Genex will then embark on the next stages of it Kidston project, including another 270MW of solar and a 250MW pumped hydro facility, located in the neighbouring abandoned gold mine of the same name, with around 10 hours of storage.
Genex says it is actively talking to other parties about financing for those projects.
Other solar farms are also going down the merchant route, but even if they can cash in on high wholesale prices and high LGC prices this year and next, the party won’t last long.
Wholesale prices are tipped to fall – some say dramatically, others say not quite so much – as the current boom in wind and solar farm construction delivers completed output, and increased generation, to the grid.
Also, as the large scale renewable energy target of 33,000MWh gets closer to being met, then the high prices that results from the three-year investment drought caused by the Coalition’s review of climate and energy policies, will quickly subside.
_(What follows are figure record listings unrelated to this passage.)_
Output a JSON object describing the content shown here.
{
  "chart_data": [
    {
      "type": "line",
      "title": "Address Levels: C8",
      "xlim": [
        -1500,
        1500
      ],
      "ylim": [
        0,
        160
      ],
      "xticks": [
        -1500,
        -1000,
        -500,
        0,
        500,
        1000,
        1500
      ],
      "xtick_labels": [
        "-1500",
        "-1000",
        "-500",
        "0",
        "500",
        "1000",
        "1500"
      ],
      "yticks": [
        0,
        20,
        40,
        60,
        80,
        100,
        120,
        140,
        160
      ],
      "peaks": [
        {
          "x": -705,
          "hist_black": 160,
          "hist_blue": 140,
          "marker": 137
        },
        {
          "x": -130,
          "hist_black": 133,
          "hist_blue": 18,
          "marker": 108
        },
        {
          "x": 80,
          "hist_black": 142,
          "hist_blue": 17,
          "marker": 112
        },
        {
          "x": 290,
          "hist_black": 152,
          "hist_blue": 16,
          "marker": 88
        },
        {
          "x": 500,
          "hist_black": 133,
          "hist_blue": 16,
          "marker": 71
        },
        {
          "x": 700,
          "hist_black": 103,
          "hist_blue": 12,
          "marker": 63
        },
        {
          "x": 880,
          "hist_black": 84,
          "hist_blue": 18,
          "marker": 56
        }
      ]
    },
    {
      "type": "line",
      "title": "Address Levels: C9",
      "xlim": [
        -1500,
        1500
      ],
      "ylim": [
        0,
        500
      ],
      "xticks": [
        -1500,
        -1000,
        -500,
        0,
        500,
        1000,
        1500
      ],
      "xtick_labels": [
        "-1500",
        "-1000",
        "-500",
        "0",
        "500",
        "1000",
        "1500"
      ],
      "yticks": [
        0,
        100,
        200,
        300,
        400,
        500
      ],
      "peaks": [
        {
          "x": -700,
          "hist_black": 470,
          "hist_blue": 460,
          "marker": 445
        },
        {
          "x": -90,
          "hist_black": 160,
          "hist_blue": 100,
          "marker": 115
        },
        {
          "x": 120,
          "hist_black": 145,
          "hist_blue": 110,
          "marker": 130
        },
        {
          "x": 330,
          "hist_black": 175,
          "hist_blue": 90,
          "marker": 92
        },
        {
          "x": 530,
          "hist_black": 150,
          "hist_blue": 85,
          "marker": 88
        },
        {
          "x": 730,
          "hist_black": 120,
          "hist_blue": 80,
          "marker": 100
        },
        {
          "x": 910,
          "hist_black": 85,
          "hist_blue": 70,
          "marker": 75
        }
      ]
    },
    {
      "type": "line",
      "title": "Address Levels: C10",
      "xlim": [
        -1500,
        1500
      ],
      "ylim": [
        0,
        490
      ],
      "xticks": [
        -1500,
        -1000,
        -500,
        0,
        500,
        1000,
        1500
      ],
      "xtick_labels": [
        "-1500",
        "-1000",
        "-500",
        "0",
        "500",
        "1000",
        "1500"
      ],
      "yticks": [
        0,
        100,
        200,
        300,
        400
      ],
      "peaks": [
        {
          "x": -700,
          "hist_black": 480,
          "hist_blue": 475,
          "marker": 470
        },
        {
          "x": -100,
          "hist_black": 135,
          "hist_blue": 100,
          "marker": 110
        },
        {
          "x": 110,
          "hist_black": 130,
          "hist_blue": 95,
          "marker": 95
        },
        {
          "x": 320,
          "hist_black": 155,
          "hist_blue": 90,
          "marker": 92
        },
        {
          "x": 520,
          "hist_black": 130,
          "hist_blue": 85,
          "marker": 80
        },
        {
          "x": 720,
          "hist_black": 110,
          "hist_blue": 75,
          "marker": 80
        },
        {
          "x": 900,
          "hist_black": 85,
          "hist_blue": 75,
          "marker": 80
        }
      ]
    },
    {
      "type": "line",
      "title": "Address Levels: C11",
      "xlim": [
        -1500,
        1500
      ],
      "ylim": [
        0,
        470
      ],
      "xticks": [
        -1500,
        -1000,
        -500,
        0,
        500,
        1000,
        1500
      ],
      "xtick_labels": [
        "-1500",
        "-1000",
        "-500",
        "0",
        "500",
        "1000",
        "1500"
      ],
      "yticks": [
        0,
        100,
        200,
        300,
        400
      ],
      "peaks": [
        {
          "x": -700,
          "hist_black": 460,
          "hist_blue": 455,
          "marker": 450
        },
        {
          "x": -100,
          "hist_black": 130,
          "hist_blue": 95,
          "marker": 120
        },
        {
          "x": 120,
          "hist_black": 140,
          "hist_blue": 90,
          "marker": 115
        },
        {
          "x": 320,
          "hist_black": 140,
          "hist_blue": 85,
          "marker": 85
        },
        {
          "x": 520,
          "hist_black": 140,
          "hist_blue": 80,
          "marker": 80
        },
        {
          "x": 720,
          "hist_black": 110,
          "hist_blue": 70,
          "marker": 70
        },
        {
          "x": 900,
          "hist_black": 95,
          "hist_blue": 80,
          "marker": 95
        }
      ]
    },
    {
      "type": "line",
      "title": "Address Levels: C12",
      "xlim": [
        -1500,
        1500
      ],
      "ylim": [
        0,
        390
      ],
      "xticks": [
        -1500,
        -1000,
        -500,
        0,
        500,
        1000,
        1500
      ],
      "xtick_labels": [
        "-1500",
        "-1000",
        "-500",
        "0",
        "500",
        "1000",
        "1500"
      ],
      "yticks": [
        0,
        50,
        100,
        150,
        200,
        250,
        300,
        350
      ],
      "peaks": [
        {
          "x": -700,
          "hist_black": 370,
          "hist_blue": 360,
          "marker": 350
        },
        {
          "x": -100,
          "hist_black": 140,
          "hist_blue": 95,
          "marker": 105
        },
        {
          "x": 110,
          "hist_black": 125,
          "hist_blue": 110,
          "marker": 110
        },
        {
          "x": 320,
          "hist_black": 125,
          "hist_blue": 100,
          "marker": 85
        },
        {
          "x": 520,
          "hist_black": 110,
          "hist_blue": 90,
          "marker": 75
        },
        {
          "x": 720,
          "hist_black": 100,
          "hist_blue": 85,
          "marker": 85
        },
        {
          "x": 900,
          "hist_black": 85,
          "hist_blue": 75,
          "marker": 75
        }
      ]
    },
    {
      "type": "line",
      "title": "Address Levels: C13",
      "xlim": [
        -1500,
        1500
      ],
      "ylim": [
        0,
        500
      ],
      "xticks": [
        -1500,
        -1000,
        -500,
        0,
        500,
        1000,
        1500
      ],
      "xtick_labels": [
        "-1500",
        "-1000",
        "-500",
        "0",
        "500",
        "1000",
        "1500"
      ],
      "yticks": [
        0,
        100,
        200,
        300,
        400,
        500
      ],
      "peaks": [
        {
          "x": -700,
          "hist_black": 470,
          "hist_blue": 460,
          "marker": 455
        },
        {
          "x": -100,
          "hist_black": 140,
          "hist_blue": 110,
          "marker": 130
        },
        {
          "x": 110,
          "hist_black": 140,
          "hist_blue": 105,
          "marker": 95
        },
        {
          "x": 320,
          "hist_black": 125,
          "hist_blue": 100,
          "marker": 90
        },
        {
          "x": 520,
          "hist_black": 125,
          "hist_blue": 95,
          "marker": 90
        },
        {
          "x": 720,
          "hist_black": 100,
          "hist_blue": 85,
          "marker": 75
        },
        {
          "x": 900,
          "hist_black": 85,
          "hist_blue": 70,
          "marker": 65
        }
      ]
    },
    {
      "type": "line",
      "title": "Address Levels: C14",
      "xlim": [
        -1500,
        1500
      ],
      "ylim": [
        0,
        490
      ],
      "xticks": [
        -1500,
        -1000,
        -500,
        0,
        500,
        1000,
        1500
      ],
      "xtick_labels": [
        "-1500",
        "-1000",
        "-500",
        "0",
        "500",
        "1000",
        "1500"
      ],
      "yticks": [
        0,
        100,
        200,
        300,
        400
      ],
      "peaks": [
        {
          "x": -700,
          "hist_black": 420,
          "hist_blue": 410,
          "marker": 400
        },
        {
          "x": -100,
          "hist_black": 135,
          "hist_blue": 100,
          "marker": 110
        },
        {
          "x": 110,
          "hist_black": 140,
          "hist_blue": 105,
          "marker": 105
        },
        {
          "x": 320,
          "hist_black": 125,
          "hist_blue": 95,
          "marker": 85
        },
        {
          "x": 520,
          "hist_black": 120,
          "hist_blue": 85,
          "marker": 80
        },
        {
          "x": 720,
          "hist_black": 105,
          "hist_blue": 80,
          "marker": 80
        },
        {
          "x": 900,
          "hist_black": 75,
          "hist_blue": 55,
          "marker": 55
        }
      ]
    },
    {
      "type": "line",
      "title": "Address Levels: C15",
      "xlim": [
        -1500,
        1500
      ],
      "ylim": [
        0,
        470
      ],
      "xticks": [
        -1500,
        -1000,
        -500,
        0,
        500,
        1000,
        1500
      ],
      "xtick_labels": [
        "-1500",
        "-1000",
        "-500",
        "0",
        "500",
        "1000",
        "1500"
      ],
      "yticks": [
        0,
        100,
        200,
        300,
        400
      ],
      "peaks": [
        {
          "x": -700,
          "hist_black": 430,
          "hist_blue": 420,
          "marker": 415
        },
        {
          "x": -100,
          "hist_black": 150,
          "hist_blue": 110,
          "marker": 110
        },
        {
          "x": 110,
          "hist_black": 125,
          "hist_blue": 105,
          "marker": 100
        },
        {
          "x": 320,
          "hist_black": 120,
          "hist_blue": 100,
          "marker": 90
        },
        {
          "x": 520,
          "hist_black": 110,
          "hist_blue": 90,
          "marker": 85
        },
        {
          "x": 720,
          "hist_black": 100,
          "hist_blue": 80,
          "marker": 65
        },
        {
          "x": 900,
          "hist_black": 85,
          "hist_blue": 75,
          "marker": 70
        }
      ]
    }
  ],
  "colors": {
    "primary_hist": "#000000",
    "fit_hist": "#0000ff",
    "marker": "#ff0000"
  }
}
Estimates of the price of LGCs between 2020 and 2030 differ. Some say the price could be close to zero, but analysts and developers say that any price signal is likely to be low.
That, of course, is yet to be taken into account from the absurd predictions from the likes of the Institute of Public Affairs and the Murdoch media that continue to use a $60 billion figure to describe the cost of subsidies from the RET.
The IPA/Murdoch media figure dials in an estimated cost of around $80/MWh for each renewable energy certificate generated over the length of the scheme, all the way out to 2030. And that assumption is patently ridiculous and wrong.